I left this morning at around 10:30am. The Cat was playing Jump Start World: First Grade.
I returned home around 3:15pm. The Cat was playing Jump Start World: First Grade.
Sure, I know there was some time in there where he and Husband ran a couple errands and got lunch, but the time he was home he was glued to the computer, earning "gems."
Reward for good work is a huge motivator for the Cat. Jump Start World's gem reward system has gotten the Cat very excited about mastering levels and clearing units. We received Jump Start World: First Grade through the Parent Bloggers Network.
The Cat has tried some educational video games before, but they haven't been nearly as sophisticated.
The Cat enjoys "regular" video games and social sites like Club Penguin and when he was younger I picked up some of those educational disks at Best Buy or Fry's, but while he enjoys the purely-adventurous nature of Club Penguin, he never got into the educational stuff.
Conversely, he is very excited about Jump Start World. It is an interactive world, like some of those social games, but then rather than playing a simple game of tic-tac-toe, the ability to place an "X" or "O" hinges upon the user answering a question correctly. Viola - Educational! There are versions of "Frogger," "Tetris," and "Connect Four" (but as "Five in a Row,") all tied to educational concepts.

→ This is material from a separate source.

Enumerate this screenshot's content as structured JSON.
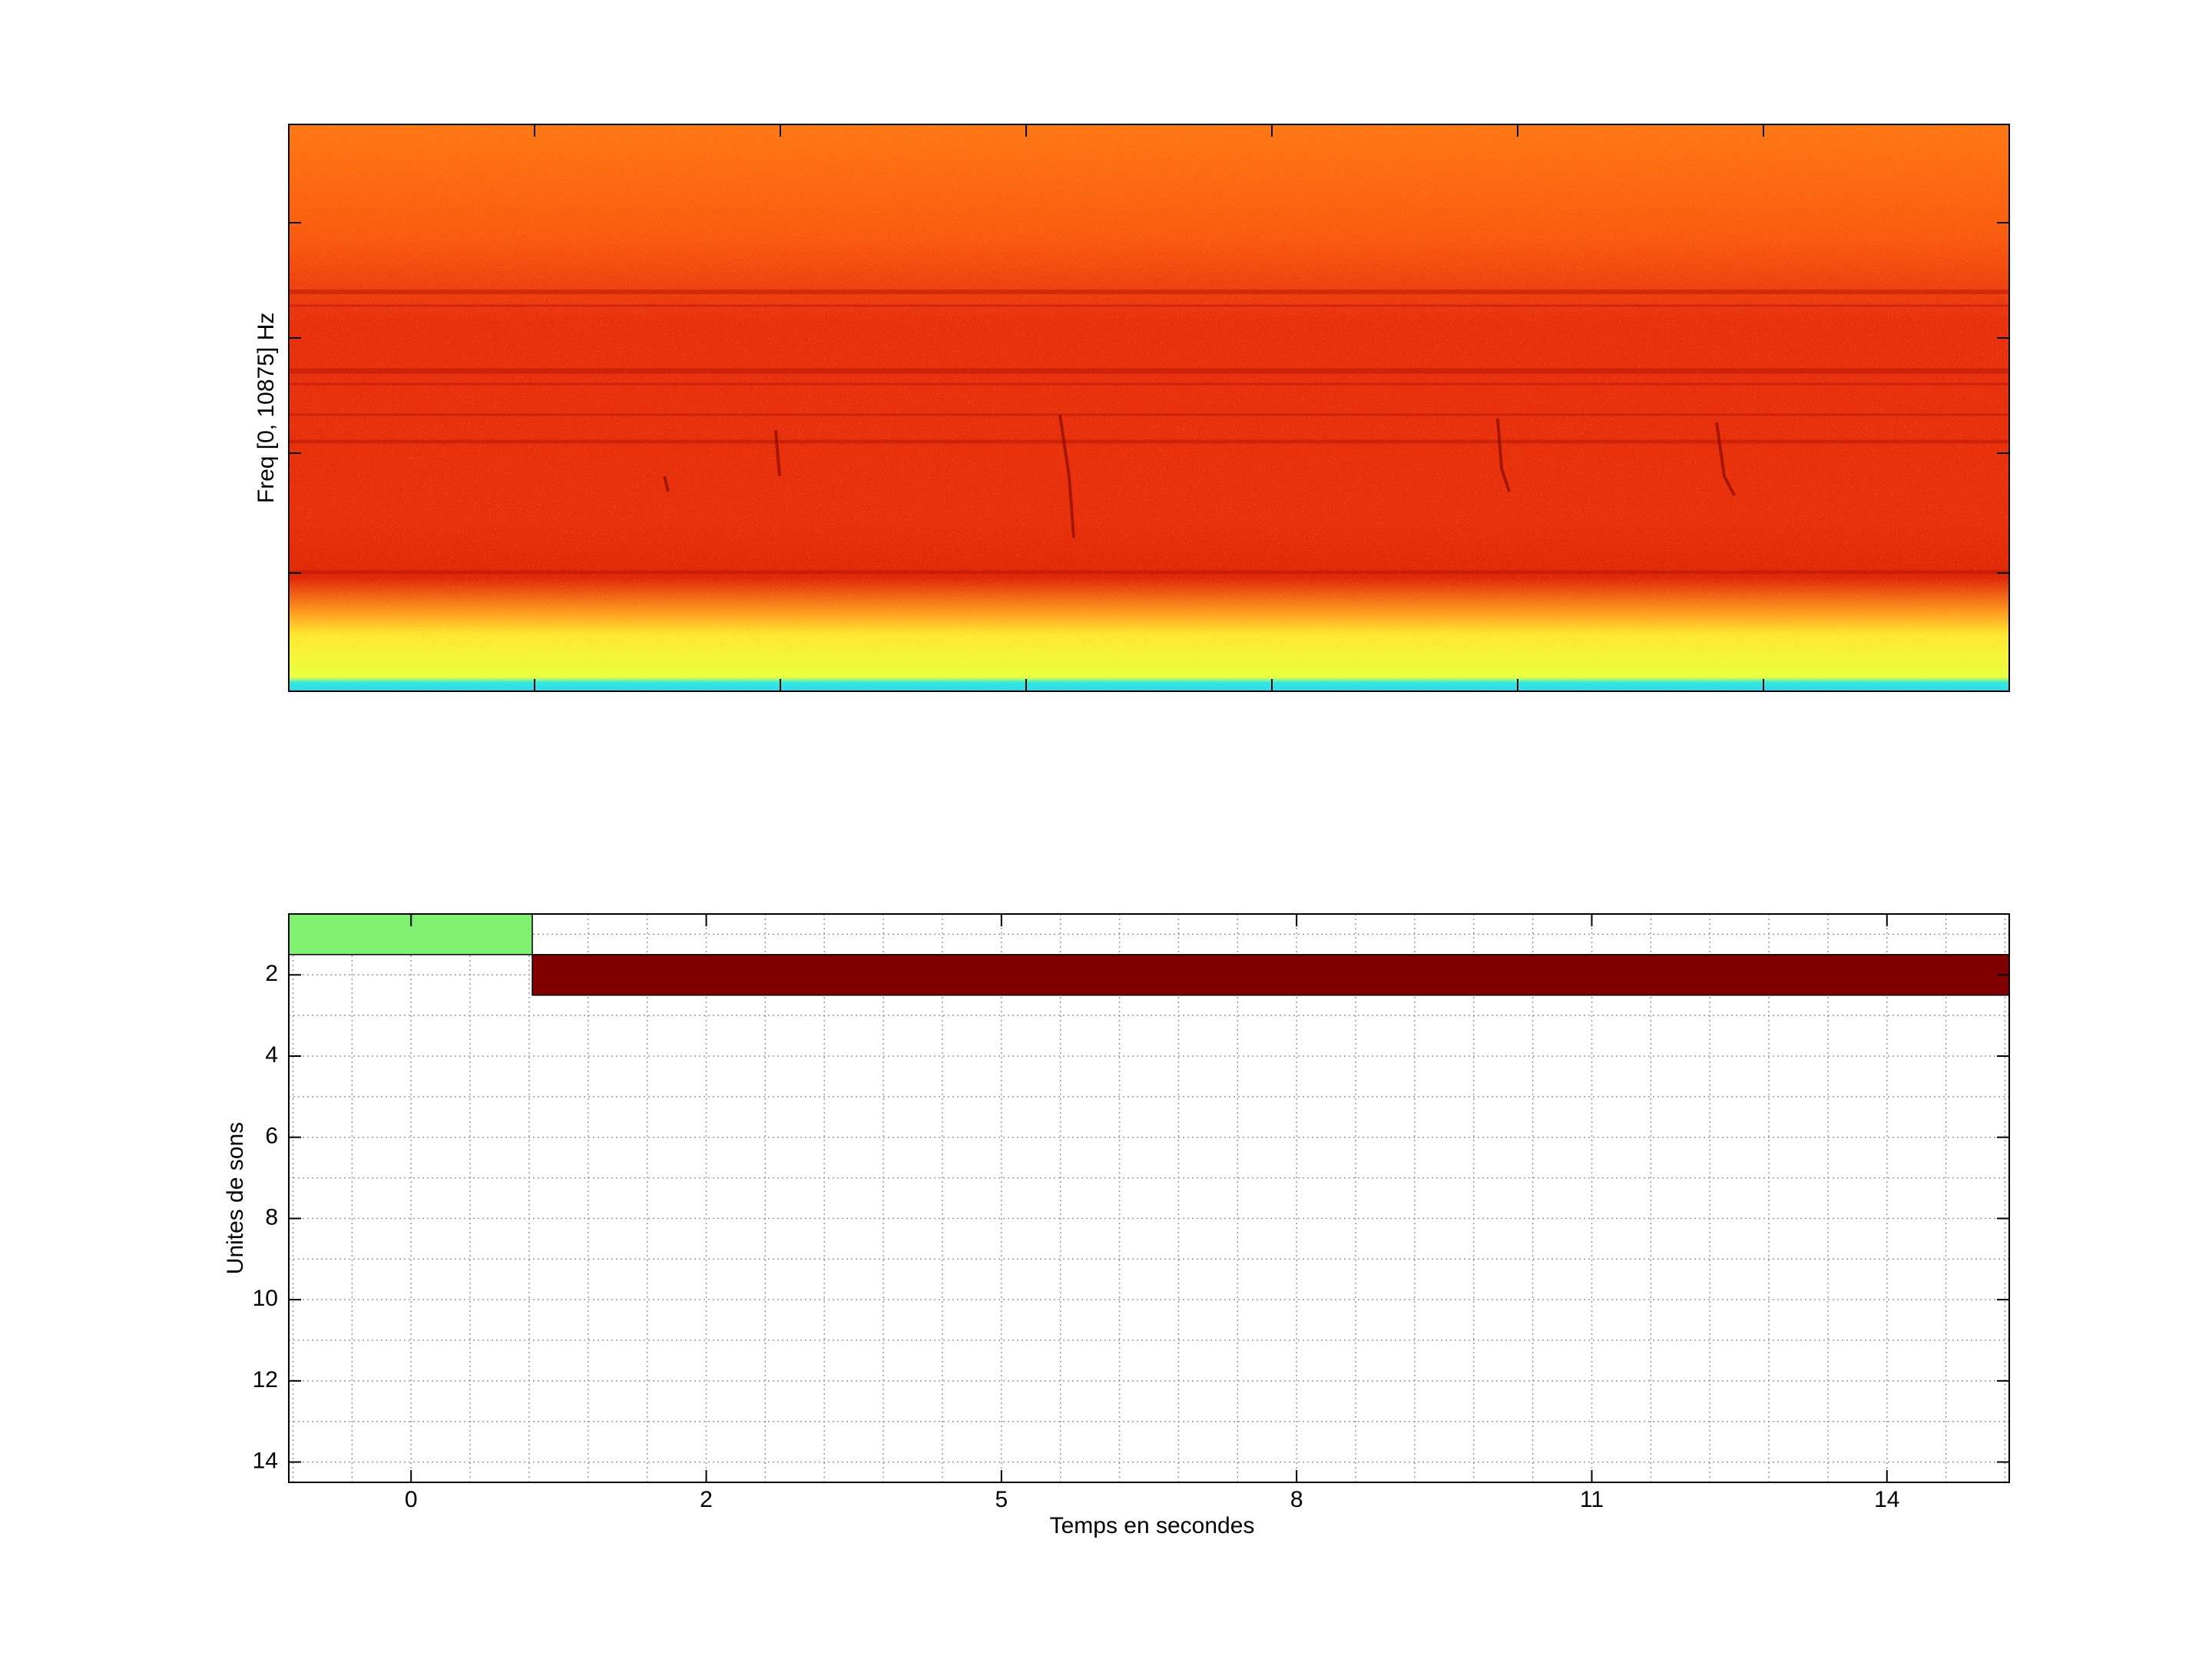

Initially, I was a bit concerned that the quizzes were too simple for the Cat. Identifying an "uppercase M," for example, is rather simple for a first grader; however, these simple tasks meant that he got the hang of the hand-eye coordination of the game, so when the concepts (hopefully) become more complex, he won't be tripped up by the way the game is played and can focus on the educational concept. Similarly, there was a number identification game that asked for "above 5" but then nearly all the numbers were greater than 5. It was very difficult to make a mistake!
Still, there were some concepts that were surprisingly tricky for the Cat, despite my assumption that it was too easy yet. First, issues of categorization sometimes confused him: instructed to "click on all the colors," no problem! But "click on transportation," and he cried, worrying what that was until I explained, "vehicles: ways of getting places." During a rather simple reading comprehension, the Cat easily answered all the "facts" about the story: "What sentence wasn't in the story?" and "What did the broom turn into?" but he froze when asked, "How did the character feel...?" until he thought it out a bit.
And so, even if the program isn't quizzing him on advanced mathematics or having him read stories on his own, it seems that there are some other educational concepts that the Cat will need to work on, such as social skills, and will enjoy doing so given this interactive universe and reward system.
As the Cat continues earning "gems," he can turn them in online for rewards. I can check his progress in the parental section. As the Cat requires new material, new "adventure packs" will be downloaded, at least one per month, up to twelve for each grade.
The one trick that both the Cat and I had difficulty with was whenever a letter sound was needed to complete the game. For example, "What letter sounds like...?" questions stumped us both because while the speaker sounded like "V," it was really "F" and so forth. I am not sure whether this is a function of my computer's speaker quality, the game's pronunciation, or the Cat and my hearing!
Aside from this glitch, I foresee the Cat spending a lot of time maneuvering his little cat character through the Jump Start World universe.
Jump Start World's website has a free trial for download. To purchase the system is only $19.95 (for Kindergarten, First Grade, or Second Grade.)